Puede que la Palma de Oro para su nueva película, 'La vida de Adèle', convierta por fin su nombre en alguien asequible y reconocido por el gran público

David Trueba

Para un cineasta, los festivales de cine son una oportunidad y una tortura al mismo tiempo. Destrozado el mercado de salas por la avidez que ha marcado todos los sectores artesanales en las últimas décadas, una gran cantidad de la producción del año no encuentra otro espacio para reivindicarse que el de los festivales y las muestras de cine.
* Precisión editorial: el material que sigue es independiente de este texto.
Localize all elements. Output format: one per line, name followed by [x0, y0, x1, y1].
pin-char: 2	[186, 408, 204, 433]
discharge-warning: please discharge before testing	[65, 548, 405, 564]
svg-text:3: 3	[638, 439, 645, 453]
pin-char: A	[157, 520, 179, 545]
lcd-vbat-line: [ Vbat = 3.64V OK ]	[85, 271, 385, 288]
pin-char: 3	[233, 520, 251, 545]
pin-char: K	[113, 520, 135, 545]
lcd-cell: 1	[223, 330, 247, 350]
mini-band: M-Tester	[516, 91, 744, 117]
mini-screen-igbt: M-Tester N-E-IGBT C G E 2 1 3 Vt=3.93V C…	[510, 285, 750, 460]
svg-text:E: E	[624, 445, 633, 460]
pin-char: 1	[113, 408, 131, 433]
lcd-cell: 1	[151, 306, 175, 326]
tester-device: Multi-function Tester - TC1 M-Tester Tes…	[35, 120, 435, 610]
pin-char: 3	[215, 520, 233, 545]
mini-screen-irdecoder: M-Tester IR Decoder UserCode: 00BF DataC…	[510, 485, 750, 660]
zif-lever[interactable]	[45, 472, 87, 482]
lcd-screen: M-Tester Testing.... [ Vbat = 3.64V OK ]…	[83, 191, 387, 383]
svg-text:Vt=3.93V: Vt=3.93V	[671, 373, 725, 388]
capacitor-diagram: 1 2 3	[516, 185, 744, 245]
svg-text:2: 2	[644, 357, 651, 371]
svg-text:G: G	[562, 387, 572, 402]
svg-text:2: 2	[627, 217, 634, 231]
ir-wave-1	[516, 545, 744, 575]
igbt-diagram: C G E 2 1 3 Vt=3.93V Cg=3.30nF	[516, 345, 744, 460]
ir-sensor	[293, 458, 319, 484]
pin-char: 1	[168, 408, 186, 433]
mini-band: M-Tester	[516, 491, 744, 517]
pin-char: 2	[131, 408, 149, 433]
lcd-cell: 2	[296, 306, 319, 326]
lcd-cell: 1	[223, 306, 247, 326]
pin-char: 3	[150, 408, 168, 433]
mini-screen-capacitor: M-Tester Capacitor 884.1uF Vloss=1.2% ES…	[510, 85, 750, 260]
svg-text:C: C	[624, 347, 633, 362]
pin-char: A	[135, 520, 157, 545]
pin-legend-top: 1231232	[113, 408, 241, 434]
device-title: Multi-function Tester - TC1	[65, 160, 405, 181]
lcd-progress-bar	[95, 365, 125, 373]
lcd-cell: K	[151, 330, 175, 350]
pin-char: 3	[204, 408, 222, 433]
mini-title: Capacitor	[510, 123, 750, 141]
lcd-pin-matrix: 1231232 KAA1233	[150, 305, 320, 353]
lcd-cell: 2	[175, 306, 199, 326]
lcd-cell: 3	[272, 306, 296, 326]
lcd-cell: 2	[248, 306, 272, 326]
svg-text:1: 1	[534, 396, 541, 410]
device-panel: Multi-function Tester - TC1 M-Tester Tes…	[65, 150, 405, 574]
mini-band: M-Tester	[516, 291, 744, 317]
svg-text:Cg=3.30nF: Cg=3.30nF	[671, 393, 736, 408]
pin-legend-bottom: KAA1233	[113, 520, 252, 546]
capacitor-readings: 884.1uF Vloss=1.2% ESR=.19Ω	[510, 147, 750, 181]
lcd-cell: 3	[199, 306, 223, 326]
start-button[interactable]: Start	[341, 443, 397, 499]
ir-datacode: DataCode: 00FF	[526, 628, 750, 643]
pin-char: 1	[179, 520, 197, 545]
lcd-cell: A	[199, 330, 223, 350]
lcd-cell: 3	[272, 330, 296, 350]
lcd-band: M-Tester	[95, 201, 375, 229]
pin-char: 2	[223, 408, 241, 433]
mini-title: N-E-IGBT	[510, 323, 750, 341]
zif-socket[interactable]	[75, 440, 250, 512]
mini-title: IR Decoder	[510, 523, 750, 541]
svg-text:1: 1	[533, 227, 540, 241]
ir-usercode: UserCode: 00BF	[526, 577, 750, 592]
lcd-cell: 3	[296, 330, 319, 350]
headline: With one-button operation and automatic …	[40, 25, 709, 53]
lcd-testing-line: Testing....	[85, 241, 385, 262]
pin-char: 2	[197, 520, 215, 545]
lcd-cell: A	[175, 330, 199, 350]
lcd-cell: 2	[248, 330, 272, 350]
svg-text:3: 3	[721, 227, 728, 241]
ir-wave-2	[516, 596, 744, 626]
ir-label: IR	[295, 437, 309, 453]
Desterrado del consumo convencional, mucho cine ambicioso y especial necesita someterse a la competición, probablemente el más absurdo destino de una obra artística, y ser premiada en comparación con otra. Pero los premios se han convertido en la única salida promocional de quien no disfruta de una potencia de propaganda para apoyar su proyecto.

Por eso al terminar el Festival de Cannes queda lejano el recuerdo de su apertura, cuando otra adaptación de El gran Gatsby se benefició de las toneladas de prensa y glamurosa celebración como prólogo a que el gran cine se pudiera hacer visible durante la competición. El festival siempre ha jugado con inteligencia esa baza doble, aunque hace ya mucho tiempo que hemos perdido la inocencia ante sus cálculos, sus decisiones interesadas y su listado de filias y fobias. Pero el premio para Abdellatif Kechiche recupera la razón de ser de estos concursos. Es un director que ha tenido excesivos problemas para llegar a nuestro país, aunque fuera en circuitos minoritarios. Lo logró con su película La escurridiza, después de que fuera ignorado su extraordinario debut La faute á Voltaire.

Después llegaría La graine et le mulet que en España se estrenó como Cuscús, una película deliciosa, y vuelta a las dificultades para La Venus Negra, una durísima recreación de la explotación de lo grotesco, en un ambiente sonámbulo y desagradable. Puede que la Palma de Oro para su nueva película, La vida de Adèle, convierta por fin su nombre en alguien asequible y reconocido por el gran público. Que sea necesario pasar por la lotería de los premios y las clasificaciones deportivas aplicadas al talento, evidencia la incapacidad del mercado del cine para superar la rapacidad de su vertiente industrial. Pero bienvenido sea que nos familiaricemos con el nombre de este tunecino francés, modernizador de Marivaux, que transporta la delicadeza y la complejidad a su hermoso retrato del mundo contemporáneo.